A note on washing mushrooms. All fruit and veg should be well washed before cooking or eating. Whether they are home grown, wrapped in plastic, organic or none of the above. They have grown in the open air, they have been handled, they have been transported, they may have been stored in a warehouse or container. Always wash them. Mushrooms however are more tricky as (less so for this recipe but) you don't usually want to get water on them as it can make them slimy! I wipe them with a kitchen towel but there are various cloths and brushes you can buy to aid your mushroom cleaning!

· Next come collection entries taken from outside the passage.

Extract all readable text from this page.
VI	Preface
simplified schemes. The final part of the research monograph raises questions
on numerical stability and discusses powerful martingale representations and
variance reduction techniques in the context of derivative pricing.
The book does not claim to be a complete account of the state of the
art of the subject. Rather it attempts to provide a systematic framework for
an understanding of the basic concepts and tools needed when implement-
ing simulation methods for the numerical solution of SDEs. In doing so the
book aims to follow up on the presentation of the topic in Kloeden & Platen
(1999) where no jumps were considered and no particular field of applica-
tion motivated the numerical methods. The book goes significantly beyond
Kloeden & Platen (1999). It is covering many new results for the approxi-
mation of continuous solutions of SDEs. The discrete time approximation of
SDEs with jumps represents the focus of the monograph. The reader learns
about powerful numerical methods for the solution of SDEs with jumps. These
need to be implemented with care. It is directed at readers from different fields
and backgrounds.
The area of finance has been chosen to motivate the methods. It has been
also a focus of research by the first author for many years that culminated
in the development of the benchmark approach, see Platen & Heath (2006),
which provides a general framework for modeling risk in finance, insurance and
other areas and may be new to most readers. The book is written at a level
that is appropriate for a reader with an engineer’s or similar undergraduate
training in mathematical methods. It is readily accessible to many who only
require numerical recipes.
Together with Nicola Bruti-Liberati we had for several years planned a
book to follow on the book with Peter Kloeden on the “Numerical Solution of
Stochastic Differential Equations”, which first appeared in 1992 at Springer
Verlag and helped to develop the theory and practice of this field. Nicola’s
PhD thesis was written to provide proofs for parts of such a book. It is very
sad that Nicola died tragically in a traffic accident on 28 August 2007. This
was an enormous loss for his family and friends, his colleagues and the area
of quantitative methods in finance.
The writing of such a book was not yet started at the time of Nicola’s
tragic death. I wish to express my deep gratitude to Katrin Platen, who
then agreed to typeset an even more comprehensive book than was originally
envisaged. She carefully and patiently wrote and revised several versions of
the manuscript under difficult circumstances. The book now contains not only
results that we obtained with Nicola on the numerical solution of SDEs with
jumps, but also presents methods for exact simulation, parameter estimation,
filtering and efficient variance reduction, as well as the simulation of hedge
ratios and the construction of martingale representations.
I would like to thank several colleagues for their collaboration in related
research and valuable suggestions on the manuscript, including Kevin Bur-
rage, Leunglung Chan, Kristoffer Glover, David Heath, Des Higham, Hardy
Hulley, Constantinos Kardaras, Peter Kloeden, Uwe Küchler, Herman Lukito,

And a note on flours. You may have your best batter combo sewn up and i'd love to hear yours if you do. Like so many recipes, we have our own family traditions. But if you're still finding yours, I would suggest trying the below mix of plain and rice. The plain flour makes a spectacular colour, and the rice flour for the best crunch.



Oyster Mushrooms

200ml Plant based milk


Seasoning

1tsp garlic powder

1tsp salt

1/2 tsp chilli powder (or more if you're feeling dangerous)

2 tbsps rice flour

2 tbsp plain flour



Method


1. If you have large mushrooms, you may want to chop them. ideally each mushroom piece should be 2-3 bites. Too small and they're just batter. Too big and they're just mushroom. Soak the mushroom or mushroom pieces in a shallow bowl of milk for at least 30 minutes. In the meantime fire up your air fryer, or get a couple of inches of oil hot hot hot.


2. Mix up the seasoning in a shallow bowl for easy of dipping.


3. Dip each piece of mushroom into the mix and leave on a piece of baking paper. Once you've completed the dipping, you can redip in the milk and then again the seasoning for extra crunchy coating. Don't worry if it gets a bit messy and patchy.


4. Place your mushrooms in a single layer in a preheated fryer, or in the hot oil for about 5 minutes. Shake and fry for a further 5 minutes.


5. Drain on kitchen towel and let cool for a moment, then serve up with dips of your choice. As I like chilli, I have gone for a cooling Raita here, but tomato or chilli sauces are great too!